The Illinois General Assembly is expected to approve a measure next week that would legalize civil unions, according to Rick Garcia, political director for Equality Illinois. He's "absolutely" expecting the full state House and the Senate to pass a civil union measure either Tuesday or Wednesday. The bill has support from Illinois Gov. Pat Quinn (D).
However, it's not as straightforward as it sounds. (No pun intended) Instead of truly being approved as legislation, the civil unions bill is being attached as an "amendment" to an already Senate-approved "shell bill" which deals with death and estate issues. If the House approves the shell, it will return to the Senate for concurrence.
The reasoning behind this, says Garcia, is that Illinois lawmakers often use "shell bills" to pass legislation expediently when short on time.

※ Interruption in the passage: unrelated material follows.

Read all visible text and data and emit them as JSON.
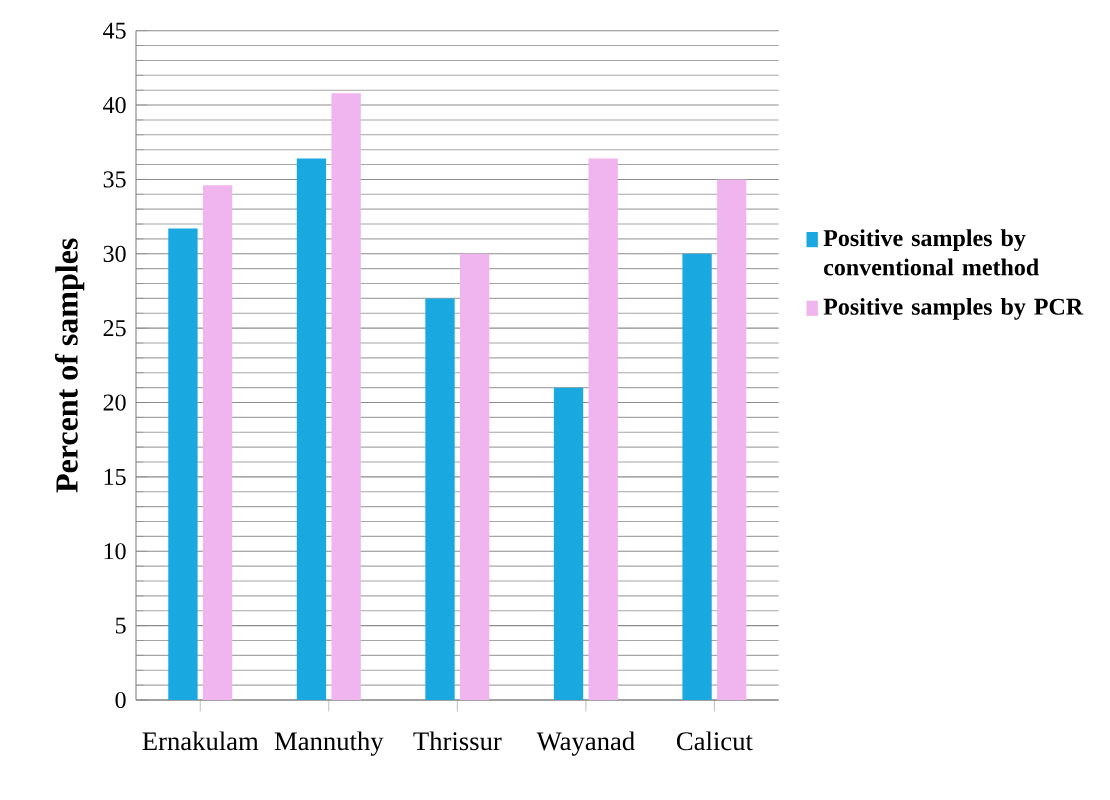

It also limits the time that opponents of civil unions can lobby lawmakers.
"We get it out of the House and then senators only have a few hours of being beat up by our opponents rather than three days or a long weekend," he said. "Since there is a perfectly legitimate way of doing it in one day, that's what we're going to do."
Should the measure become law, both gay and straight couples could enter into civil unions and religious institutions could choose their participation. As there's no explicit language regarding an effective date, couples could start entering into civil unions 30 days after the bill is signed into law.

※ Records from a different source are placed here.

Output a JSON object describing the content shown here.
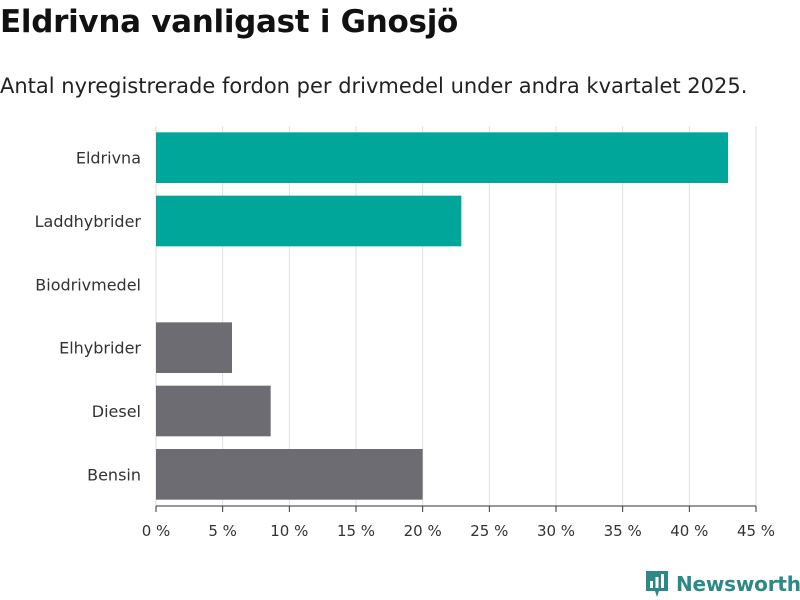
{
  "header": {
    "title": "Eldrivna vanligast i Gnosjö",
    "subtitle": "Antal nyregistrerade fordon per drivmedel under andra kvartalet 2025."
  },
  "chart_data": {
    "type": "bar",
    "orientation": "horizontal",
    "categories": [
      "Eldrivna",
      "Laddhybrider",
      "Biodrivmedel",
      "Elhybrider",
      "Diesel",
      "Bensin"
    ],
    "values": [
      42.9,
      22.9,
      0,
      5.7,
      8.6,
      20.0
    ],
    "colors": [
      "#00a699",
      "#00a699",
      "#00a699",
      "#6d6c72",
      "#6d6c72",
      "#6d6c72"
    ],
    "xlim": [
      0,
      45
    ],
    "xticks": [
      0,
      5,
      10,
      15,
      20,
      25,
      30,
      35,
      40,
      45
    ],
    "tick_labels": [
      "0 %",
      "5 %",
      "10 %",
      "15 %",
      "20 %",
      "25 %",
      "30 %",
      "35 %",
      "40 %",
      "45 %"
    ],
    "xlabel": "",
    "ylabel": "",
    "grid": true,
    "legend": "none"
  },
  "branding": {
    "name": "Newsworthy",
    "logo_icon": "newsworthy-logo-icon",
    "color": "#2b8a85"
  }
}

Though I am happy this is happening, I have voiced my concerns with going after civil unions in Illinois in the first place. And now we're using a strategy to to pass a bill that, though still legitimate, opens the floodgates to criticisms that we're avoiding a true, valid debate on the issue with our opponents. Not the first time we've heard that.

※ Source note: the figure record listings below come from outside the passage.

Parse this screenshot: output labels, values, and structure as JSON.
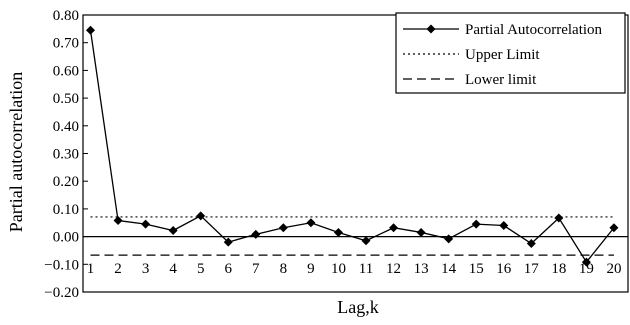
{
  "chart_data": {
    "type": "line",
    "title": "",
    "xlabel": "Lag,k",
    "ylabel": "Partial autocorrelation",
    "ylim": [
      -0.2,
      0.8
    ],
    "yticks": [
      "0.80",
      "0.70",
      "0.60",
      "0.50",
      "0.40",
      "0.30",
      "0.20",
      "0.10",
      "0.00",
      "−0.10",
      "−0.20"
    ],
    "ytick_values": [
      0.8,
      0.7,
      0.6,
      0.5,
      0.4,
      0.3,
      0.2,
      0.1,
      0.0,
      -0.1,
      -0.2
    ],
    "categories": [
      "1",
      "2",
      "3",
      "4",
      "5",
      "6",
      "7",
      "8",
      "9",
      "10",
      "11",
      "12",
      "13",
      "14",
      "15",
      "16",
      "17",
      "18",
      "19",
      "20"
    ],
    "grid": false,
    "legend_position": "top-right",
    "series": [
      {
        "name": "Partial Autocorrelation",
        "style": "solid-with-diamond-markers",
        "values": [
          0.745,
          0.058,
          0.045,
          0.022,
          0.075,
          -0.02,
          0.008,
          0.032,
          0.05,
          0.015,
          -0.015,
          0.032,
          0.015,
          -0.008,
          0.045,
          0.04,
          -0.025,
          0.067,
          -0.092,
          0.032
        ]
      },
      {
        "name": "Upper Limit",
        "style": "dotted",
        "values": [
          0.071,
          0.071,
          0.071,
          0.071,
          0.071,
          0.071,
          0.071,
          0.071,
          0.071,
          0.071,
          0.071,
          0.071,
          0.071,
          0.071,
          0.071,
          0.071,
          0.071,
          0.071,
          0.071,
          0.071
        ]
      },
      {
        "name": "Lower limit",
        "style": "dashed",
        "values": [
          -0.067,
          -0.067,
          -0.067,
          -0.067,
          -0.067,
          -0.067,
          -0.067,
          -0.067,
          -0.067,
          -0.067,
          -0.067,
          -0.067,
          -0.067,
          -0.067,
          -0.067,
          -0.067,
          -0.067,
          -0.067,
          -0.067,
          -0.067
        ]
      }
    ]
  }
}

Yes, I do want it to pass, but with full due process, like it was in Maine with the public hearings. I lived in Illinois for ten years, so I know how much I would've like to have this right. However, we've been accused of using slight-of-hand maneuvers before to sneak rights bills through without true opposing views being expressed. Especially if we know we could lose. So isn't that what's happening here? Aren't those criticisms valid?
This bill's process is legitimate, and there is a full vote, but like Garcia said, it hardly gives time to true debate. Or for that matter, an honorable passage. That's not how I want to win my rights. Do you?